Worst Jokes Ever
Why can't you hear a psychiatrist using the bathroom?
Because the "p" is silent.
Money means nothing to me. Ask me for it, you will get nothing.
Oh Sans, you're such a bonehead! Sorry if that joke was jaw-breaking! LOL.
What do moms want for Mother's Day? Replacement silverware.
My kids told me to have a good day, so I left them to their own devices and hoped for the best.
What color flowers do mama cats like to get?
Purrrrrrrple flowers.
Why didn't the skeleton go to the party?
Because he had "no-body" to go with.
"And the Lord said unto John, 'Come forth and receive eternal life,' but John came fifth and got a toaster."
If certain diseases spread in water, why does Africa have them?
A doctor walks into a room with a dying patient and tells him, "I'm sorry, but you only have 10 left."
The patient asks him, "Ten what, Doc? Hours? Days? Weeks?"
The doctor calmly looks at him and says, "Nine."
What can’t a Black person say to a police officer?
"Thanks for the warning."
The Twin Towers ordered a pepperoni pizza, but all they got was flaming hot wings.
So this dude comes home from work one day, and his wife is watching the Food Network.
The husband asks, "Why do you watch that?

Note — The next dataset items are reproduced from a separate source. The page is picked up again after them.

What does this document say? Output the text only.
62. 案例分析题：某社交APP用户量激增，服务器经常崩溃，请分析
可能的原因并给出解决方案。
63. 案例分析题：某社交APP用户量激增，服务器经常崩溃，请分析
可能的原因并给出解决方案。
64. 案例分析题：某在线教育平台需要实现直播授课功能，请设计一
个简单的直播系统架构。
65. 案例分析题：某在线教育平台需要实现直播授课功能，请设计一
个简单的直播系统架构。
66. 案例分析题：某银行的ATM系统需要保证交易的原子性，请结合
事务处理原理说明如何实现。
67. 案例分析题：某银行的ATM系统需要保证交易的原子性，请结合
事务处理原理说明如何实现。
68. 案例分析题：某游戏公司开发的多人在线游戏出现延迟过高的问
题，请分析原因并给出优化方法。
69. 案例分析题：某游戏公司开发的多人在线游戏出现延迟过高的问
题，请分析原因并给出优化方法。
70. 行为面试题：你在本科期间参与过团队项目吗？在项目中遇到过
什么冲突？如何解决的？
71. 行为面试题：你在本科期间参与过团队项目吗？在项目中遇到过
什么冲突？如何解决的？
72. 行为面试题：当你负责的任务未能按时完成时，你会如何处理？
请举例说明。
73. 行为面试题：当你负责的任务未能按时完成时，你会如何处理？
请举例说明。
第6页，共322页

You still can't cook," and the wife responds, "Why do you watch porn? You still can't f*ck."
What do you call an orphan that grows up to be a priest?
Father-less.
Did you hear about the claustrophobic astronaut?
He just needed a little space.
You're so wonderful that Wonderland booked tickets to meet you!
Your smile is so nice that the moon shines off them.
Are you a sports car? Because you give my heart quite a rush!
Yo mama so ugly, she's only allowed to go out on October 31.
Wanna go to suicide school, then time travel to Hitler's bunker and ask him to teach you?